(1.) The respondents in all three execution applications question the maintainability of the claimants' execution proceedings. The objection is of territorial jurisdiction or territoriality, namely, that the respondents in execution, or the parties against whom execution is sought in these proceedings, and their assets are all outside the local limits of the jurisdiction of this Court. Therefore, the respondents argue, Section 39(4) of the Code of Civil Procedure 1908 ("the Code") will govern. Since a court that passed the decree cannot execute it against any person or property outside the local limits of its jurisdiction, therefore, these execution proceedings, although they are not in execution of a court decree but in enforcement of arbitral awards or orders under the Arbitration and Conciliation Act 1996 (as amended), cannot be maintained in this Court. The submission is that the claimants must move the local district courts for enforcement.
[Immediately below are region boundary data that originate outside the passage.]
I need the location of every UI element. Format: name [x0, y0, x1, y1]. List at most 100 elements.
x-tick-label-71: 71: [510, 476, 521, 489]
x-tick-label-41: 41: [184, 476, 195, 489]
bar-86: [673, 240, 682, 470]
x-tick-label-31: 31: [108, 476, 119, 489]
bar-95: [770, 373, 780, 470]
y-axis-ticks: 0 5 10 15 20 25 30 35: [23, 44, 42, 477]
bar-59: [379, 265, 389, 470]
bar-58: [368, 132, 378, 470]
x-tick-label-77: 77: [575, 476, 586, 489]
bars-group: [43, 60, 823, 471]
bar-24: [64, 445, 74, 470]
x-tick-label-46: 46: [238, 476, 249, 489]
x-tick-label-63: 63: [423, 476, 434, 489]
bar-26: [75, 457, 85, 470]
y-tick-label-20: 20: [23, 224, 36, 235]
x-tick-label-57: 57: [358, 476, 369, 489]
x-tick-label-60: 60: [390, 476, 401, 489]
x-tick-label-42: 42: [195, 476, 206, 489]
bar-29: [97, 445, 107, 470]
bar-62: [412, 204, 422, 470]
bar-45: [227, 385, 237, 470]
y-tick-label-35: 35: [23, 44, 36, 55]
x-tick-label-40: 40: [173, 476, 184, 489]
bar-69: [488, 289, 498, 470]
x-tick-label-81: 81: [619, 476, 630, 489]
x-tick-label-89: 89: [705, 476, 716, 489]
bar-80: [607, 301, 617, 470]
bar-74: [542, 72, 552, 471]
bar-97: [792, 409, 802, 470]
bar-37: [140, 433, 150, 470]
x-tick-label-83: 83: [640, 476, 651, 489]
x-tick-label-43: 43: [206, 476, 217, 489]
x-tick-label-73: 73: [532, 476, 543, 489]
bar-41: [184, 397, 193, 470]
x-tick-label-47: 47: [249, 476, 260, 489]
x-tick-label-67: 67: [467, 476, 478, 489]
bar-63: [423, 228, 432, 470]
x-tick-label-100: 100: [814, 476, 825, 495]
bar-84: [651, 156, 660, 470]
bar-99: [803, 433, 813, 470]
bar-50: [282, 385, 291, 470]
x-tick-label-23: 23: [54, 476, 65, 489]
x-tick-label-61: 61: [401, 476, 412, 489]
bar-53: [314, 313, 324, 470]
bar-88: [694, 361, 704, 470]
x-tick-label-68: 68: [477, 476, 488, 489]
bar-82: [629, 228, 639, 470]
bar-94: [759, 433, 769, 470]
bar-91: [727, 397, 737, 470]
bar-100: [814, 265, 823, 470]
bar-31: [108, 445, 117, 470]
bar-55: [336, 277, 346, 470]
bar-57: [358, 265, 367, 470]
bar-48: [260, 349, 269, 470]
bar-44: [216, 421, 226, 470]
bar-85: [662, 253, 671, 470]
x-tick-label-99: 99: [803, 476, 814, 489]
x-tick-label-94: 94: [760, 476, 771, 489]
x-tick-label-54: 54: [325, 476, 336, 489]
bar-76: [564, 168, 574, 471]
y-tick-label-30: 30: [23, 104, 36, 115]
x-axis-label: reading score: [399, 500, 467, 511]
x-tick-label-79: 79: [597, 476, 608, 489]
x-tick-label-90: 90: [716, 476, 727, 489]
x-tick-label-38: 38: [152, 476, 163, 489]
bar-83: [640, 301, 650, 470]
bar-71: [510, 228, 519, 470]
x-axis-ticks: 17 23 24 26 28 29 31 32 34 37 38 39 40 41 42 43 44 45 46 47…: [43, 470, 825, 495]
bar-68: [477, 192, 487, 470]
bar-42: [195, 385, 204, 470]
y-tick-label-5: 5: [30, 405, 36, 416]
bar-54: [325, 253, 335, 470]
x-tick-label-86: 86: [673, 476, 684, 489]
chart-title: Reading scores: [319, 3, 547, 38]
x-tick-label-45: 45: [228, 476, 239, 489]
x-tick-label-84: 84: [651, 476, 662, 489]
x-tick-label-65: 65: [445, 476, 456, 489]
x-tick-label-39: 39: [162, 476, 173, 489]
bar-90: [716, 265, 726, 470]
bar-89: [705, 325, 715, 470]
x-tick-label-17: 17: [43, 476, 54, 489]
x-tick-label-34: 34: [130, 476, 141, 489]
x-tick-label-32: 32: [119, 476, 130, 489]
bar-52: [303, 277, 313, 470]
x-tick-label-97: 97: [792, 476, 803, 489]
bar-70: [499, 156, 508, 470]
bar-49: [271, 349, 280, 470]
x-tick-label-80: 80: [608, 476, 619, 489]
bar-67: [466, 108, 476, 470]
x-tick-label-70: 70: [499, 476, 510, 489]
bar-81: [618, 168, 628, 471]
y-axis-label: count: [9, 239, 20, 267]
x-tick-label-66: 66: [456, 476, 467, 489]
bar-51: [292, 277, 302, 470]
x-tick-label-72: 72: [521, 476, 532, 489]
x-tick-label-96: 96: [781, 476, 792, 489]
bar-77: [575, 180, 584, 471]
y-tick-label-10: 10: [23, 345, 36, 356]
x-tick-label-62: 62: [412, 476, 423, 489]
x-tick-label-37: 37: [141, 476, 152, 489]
(2.) I am not today making any order at all on the merits of the execution applications or the Chamber Summonses filed for specific reliefs in each. I have clubbed these three matters together because the respondents raised an identical objection in each. The matters are therefore tagged and clubbed together only for convenience, not because they share any commonality on facts. I will note the facts to the limited extent necessary.
(3.) In Global Asia Venture Company v Arup Parimal Deb (Commercial Execution No. 58 of 2017 and associated applications), the arbitration agreement is dated 18th September 2007. The amended award is dated 16th February 2015. The agreement provides that the seat of the arbitration is in Mumbai. There is no express provision in the agreement about a jurisdictional Court.